Intraduisible

Delight

Nicolas Tenaillon publié le 19 août 2020 1 min

Langue d’origine : anglais

Signifiant à l’origine « délice », ce mot prend un sens original au XVIIIe siècle, âge d’or de l’esthétique. Pour le philosophe irlandais Edmund Burke, premier auteur à distinguer le beau et le sublime, delight désigne « un grand calme teinté de crainte ». C’est « la plus forte émotion que l’esprit est capable de ressentir face au sublime ». Alors que le beau suscite en nous un sentiment de douceur (smoothness), ce qui est ici vécu, par exemple lors du spectacle d’une exécution capitale, est une « terreur délicieuse » (delightful horror).

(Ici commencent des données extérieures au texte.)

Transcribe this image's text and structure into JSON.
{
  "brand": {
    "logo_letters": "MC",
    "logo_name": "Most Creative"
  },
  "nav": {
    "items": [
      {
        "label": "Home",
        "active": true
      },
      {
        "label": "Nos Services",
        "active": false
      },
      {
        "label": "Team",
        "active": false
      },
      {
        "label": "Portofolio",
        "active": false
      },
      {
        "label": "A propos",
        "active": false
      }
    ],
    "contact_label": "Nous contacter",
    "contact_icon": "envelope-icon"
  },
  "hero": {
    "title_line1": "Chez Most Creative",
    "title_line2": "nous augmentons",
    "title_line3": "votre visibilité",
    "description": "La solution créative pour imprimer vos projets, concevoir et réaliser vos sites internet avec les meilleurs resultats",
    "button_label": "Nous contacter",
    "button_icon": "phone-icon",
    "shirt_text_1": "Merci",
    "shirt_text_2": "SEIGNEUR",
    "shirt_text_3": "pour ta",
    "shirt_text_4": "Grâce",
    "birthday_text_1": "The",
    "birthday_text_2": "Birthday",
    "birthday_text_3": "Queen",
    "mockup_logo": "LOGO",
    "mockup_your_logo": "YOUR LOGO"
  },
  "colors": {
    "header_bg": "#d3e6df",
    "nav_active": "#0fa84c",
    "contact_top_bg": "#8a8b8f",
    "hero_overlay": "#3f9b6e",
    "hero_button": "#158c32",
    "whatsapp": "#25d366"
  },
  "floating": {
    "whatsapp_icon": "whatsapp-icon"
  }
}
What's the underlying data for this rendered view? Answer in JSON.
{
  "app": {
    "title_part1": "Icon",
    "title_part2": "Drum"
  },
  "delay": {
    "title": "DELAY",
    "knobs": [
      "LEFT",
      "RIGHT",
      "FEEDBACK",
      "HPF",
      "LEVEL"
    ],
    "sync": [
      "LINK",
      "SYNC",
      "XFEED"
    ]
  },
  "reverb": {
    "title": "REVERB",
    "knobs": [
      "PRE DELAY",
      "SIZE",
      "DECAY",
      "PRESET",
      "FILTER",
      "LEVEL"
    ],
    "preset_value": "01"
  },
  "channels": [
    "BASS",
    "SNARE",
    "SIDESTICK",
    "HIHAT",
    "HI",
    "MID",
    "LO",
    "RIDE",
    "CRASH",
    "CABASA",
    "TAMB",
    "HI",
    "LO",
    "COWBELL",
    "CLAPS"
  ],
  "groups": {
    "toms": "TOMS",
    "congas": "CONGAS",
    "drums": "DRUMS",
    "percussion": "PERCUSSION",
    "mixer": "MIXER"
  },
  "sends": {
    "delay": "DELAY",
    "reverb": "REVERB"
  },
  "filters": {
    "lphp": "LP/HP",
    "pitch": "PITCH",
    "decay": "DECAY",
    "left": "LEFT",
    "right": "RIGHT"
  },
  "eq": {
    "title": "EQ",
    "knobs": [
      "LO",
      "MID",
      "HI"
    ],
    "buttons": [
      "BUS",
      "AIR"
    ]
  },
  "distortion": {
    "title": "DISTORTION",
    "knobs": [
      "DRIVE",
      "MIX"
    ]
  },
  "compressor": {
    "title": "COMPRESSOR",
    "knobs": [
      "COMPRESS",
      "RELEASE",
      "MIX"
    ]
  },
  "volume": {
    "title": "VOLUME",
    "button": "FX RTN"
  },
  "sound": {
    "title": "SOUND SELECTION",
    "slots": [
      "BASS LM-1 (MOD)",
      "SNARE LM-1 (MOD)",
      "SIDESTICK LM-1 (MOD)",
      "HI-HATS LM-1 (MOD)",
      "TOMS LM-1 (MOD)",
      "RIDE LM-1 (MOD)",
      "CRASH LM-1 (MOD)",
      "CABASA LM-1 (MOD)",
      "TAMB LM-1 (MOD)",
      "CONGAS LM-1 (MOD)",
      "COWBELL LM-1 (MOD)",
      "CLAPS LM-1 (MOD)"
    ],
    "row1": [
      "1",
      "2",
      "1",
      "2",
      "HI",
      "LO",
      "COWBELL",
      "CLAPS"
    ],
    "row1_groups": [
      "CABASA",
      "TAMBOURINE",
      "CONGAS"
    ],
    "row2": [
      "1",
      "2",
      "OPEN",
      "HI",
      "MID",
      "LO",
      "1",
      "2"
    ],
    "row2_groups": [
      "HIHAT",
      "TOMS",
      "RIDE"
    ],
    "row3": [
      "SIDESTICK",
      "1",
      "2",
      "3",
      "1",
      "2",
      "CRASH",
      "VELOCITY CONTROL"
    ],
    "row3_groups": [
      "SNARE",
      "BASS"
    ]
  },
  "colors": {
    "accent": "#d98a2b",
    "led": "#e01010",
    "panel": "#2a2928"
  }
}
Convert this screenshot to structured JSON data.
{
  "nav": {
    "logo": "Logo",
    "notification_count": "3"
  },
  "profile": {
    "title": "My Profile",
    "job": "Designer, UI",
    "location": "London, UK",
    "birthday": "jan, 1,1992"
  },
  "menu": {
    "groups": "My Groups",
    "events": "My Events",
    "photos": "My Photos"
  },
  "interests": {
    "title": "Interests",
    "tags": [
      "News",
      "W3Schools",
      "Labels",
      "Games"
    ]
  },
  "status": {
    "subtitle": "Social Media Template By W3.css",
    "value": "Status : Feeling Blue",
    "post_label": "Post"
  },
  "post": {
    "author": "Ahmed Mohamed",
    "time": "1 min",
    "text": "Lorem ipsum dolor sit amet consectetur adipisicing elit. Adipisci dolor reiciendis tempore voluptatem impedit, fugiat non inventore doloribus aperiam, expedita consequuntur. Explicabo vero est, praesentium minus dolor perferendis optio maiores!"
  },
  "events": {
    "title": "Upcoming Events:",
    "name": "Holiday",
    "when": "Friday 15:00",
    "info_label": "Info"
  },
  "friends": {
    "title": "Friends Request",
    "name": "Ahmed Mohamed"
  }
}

C’est que tout en éprouvant dans son corps une « tension anormale des nerfs », le spectateur du sublime n’est jamais en danger : il est donc comme attiré par la peur sans craindre pour sa vie. Sentiment troublant et captif, le delight empêche l’esprit de raisonner, parce qu’il le laisse dans un état d’étonnement (astonishment). Cette approche physiologique du sublime sera cependant critiquée. Tout en admirant Burke, Kant lui reproche son sensualisme qui l’empêche de voir que le sublime peut élever l’âme et la moraliser. Reste qu’en esthétique, le delight permet d’expliquer l’émergence d’un goût pour les désirs les plus sombres. Sans cette expérience affective, on ne pourrait comprendre le succès du roman gothique dans l’Angleterre de la fin du XVIIIe siècle ou, plus près de nous, d’une série comme Penny Dreadful.